Licenses also require smooth and transparent administration. Cloud apps usually have a pay-as-you-go principle which means that every user that is set up is charged for. This can lead to unnecessary costs if, for example, an organization forgets to delete a user when the respective employee leaves the company or no longer needs the app. IT departments must also be able to quickly grant a new employee access to all the necessary applications on their devices and, similarly, need to be able to block users quickly and maintain data security when an employee leaves the company. It is almost impossible to meet these requirements without having a centralised solution.
Personal workspaces for employees
Workspace management is one such centralised solution. Modern workspace management systems enable the administration not just of workstations but also of the various devices and applications used by employees. It provides employees with their own personal workspace. This makes mobile device management one of the key requirements of centralised solutions.

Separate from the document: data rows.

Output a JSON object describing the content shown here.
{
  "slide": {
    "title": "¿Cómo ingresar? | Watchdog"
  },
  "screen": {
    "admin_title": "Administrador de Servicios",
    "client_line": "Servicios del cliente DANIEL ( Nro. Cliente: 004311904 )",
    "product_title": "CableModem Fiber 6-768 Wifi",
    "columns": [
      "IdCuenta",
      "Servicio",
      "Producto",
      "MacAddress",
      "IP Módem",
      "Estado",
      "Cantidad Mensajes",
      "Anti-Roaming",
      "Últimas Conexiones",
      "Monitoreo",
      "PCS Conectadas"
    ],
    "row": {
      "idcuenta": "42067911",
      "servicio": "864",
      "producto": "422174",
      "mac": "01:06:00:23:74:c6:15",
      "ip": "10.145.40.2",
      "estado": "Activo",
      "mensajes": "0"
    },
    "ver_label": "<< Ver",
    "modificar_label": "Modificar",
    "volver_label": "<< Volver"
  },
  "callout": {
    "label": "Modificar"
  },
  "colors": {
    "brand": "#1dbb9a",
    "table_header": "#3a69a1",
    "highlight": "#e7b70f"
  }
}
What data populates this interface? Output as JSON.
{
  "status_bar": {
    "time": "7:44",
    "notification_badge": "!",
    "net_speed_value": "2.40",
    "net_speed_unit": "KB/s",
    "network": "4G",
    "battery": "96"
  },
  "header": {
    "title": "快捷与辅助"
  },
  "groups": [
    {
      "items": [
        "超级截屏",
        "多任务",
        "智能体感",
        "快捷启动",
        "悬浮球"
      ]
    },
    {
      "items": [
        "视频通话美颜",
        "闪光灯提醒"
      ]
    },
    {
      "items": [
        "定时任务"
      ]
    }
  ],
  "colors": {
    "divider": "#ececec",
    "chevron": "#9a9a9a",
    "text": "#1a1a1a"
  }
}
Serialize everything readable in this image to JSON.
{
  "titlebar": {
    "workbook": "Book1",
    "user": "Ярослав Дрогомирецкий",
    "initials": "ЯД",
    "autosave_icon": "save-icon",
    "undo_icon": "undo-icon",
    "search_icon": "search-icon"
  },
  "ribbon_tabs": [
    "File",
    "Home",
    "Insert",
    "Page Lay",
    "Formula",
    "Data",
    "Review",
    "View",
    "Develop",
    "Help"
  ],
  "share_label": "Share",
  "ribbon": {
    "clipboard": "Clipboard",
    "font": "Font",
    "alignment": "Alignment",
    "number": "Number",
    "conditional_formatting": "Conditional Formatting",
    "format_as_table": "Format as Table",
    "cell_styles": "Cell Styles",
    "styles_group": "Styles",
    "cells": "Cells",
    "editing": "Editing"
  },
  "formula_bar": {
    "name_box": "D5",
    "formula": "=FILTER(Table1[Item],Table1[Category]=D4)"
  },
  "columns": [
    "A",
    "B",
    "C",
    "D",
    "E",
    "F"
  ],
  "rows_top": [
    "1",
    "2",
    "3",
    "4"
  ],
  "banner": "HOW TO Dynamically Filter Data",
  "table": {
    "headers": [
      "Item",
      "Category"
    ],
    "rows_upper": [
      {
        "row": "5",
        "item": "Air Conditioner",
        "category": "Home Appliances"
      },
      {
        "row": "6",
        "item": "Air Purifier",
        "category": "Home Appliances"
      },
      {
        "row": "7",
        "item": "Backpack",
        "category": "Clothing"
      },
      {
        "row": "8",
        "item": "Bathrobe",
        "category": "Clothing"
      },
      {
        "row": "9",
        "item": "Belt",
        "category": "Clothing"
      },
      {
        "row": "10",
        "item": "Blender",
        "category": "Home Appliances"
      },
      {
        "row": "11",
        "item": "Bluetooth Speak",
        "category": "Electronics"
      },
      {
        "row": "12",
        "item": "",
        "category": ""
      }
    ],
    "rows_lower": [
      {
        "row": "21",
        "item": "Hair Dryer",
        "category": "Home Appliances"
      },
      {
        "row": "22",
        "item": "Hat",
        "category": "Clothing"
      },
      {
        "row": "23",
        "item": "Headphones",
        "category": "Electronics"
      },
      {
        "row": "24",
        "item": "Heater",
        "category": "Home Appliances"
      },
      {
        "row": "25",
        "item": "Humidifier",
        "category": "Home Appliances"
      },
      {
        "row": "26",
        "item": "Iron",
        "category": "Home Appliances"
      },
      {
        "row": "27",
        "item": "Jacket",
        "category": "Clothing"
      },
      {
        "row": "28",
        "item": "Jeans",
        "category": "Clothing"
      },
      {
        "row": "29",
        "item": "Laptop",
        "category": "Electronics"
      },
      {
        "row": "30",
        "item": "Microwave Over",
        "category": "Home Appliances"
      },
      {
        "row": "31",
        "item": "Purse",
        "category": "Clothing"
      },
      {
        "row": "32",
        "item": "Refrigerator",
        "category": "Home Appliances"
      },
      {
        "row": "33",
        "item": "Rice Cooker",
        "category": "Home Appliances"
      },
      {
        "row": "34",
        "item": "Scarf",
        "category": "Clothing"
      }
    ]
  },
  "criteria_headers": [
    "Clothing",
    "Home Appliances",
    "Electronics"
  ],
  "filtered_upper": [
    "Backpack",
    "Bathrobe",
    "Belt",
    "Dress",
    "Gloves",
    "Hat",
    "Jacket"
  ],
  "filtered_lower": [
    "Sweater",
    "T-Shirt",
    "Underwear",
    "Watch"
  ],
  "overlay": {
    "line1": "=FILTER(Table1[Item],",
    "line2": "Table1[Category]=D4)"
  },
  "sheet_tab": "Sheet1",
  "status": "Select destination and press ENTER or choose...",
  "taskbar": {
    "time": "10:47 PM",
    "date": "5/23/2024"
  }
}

Mobile devices need to be integrated into the system seamlessly to enable the smooth distribution of mobile applications, device compliance checks and license administration. This kind of solution also needs to have an identity and access management aspect including adaptive access control. The solution should be easy to integrate into an existing IT infrastructure and should require a low level of administration.
Using these methods, the cloud-based office can be managed in a time and cost-efficient way.